Apple is dominating smartphone sales in the run-up to Christmas with its various iPhone flavours, followed by Samsung’s Galaxy S II, while Nokia’s Lumia has failed to make a dent in the market
Apple’s iPhone 4S is leading UK smartphone sales in the run-up to Christmas, while Nokia’s launch of the Lumia, its first Windows smartphone range, appears to have left buyers unimpressed, according to new sales figures.
The iPhone 4S, introduced in October, accounted for just under one-quarter of all smartphone sales in the four weeks ending 9 December, according to sales figures compiled by GfK and seen by the Financial Times.
The five iPhone versions were all in the top 15 handsets sold in the first week of December and accounted for 37 percent of sales for that week, according to GfK.
Samsung’s Android-based Galaxy S II also fared well, registering as the No. 2 handset in the week ending 9 December, the FT said.
RIM’s BlackBerry platform continued to see strong sales in spite of the platform’s ongoing struggle against Google Android and Apple iOS devices.
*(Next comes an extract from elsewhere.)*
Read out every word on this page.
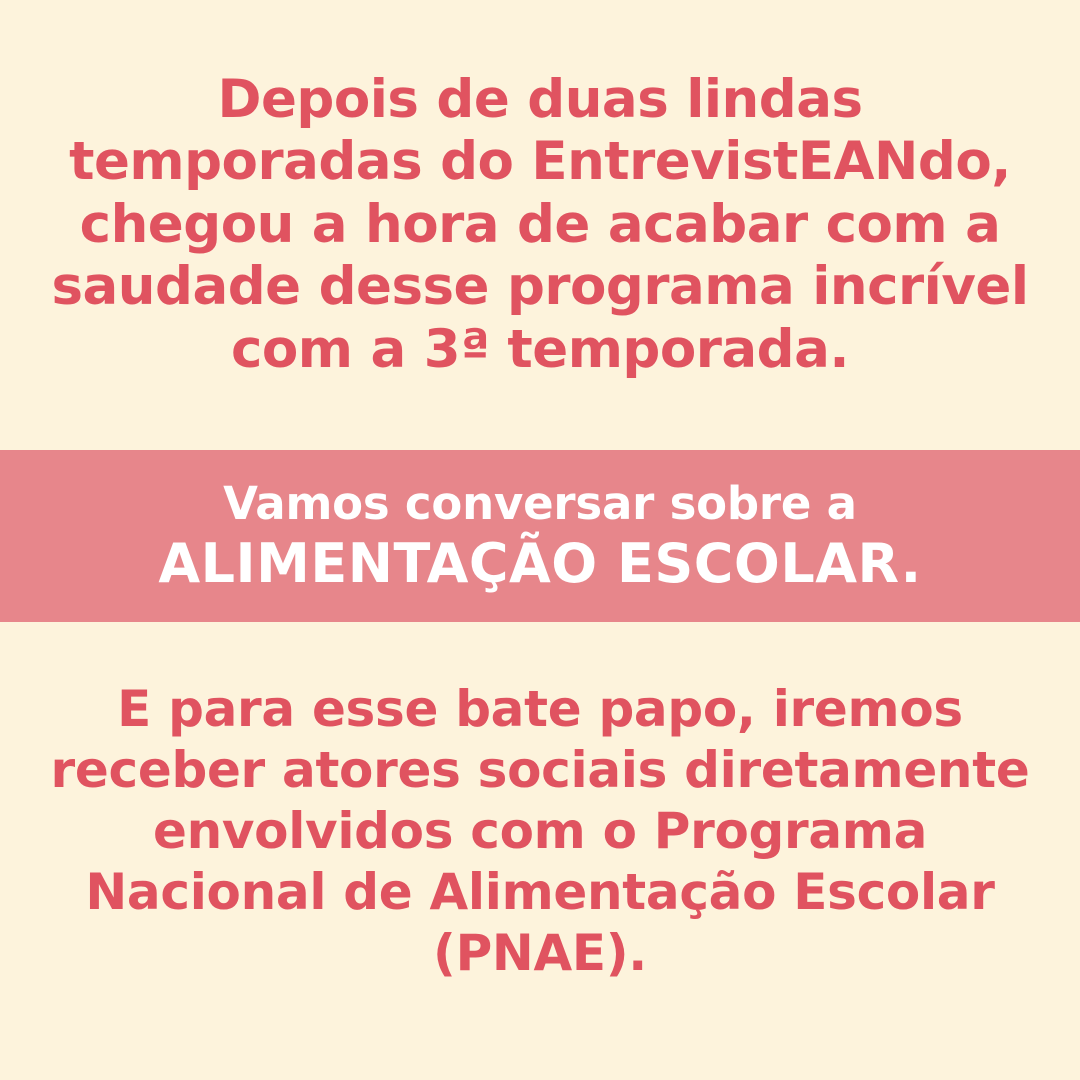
Depois de duas lindas temporadas do EntrevistEANdo, chegou a hora de acabar com a saudade desse programa incrível com a 3ª temporada.

Vamos conversar sobre a
ALIMENTAÇÃO ESCOLAR.

E para esse bate papo, iremos receber atores sociais diretamente envolvidos com o Programa Nacional de Alimentação Escolar (PNAE).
Three versions of the BlackBerry Curve all sold in the top 10 during the first week of December, though the newer BlackBerry Bold 9900 did not crack the top 10 for that week, according to the GfK figures.
Meanwhile, Nokia’s Lumia 800 and 710, launched in October with an advertising campaign rumoured to have cost £20m, did not register in the top 10 of handsets sold through November and December, according to the FT’s report.
The figures confirm the findings of a survey published earlier this month by brokerage firm Exane BNP Paribas, which found that only 2.2 percent of potential European mobile customers intended to purchase a Lumia handset.
“With only 2.2 percent of surveyed buyers firmly intending to purchase the Lumia, Nokia’s first flagship Windows Phone is … far behind the current blockbusters, Apple’s iPhone 4S and Samsung’s Galaxy S II,” analyst Alexander Peterc was quoted as saying in a note.
The bad news was compounded by Exane BNP Paribas slashing its sales estimates of the Lumia to just 800,000 units. This is a far cry from its initial “ballpark estimate” of two million users. The brokerage said this compared poorly with the 3.5 to 4 million sales of Nokia’s previous flagship device, the N8 smartphone based on the Symbian operating system, during its first quarter.
Nokia is looking to the Lumia handset and the Windows Phone platform to revive its fortunes in the smartphone market. While the Lumia has seen lacklustre sales in Europe so far, Nokia has yet to launch a Windows handset in the US.
That launch may arrive at the Consumer Electronics Show in Las Vegas next month. Nokia has sent out invitations for a media event ahead of the conference on 9 January with indications that its Windows Phone strategy will be in the spotlight.
Smartphone ownership nearly doubled in the UK from February 2010 to August 2011, when it stood at 46 percent, according to Ofcom figures cited by the FT.
Aside from the Lumia launch, 2011 has seen the entry of manufacturers such as Huawei and ZTE into the UK market. Both Chinese companies previously manufactured handsets to be branded by operators, but are now seeking to establish their own brands.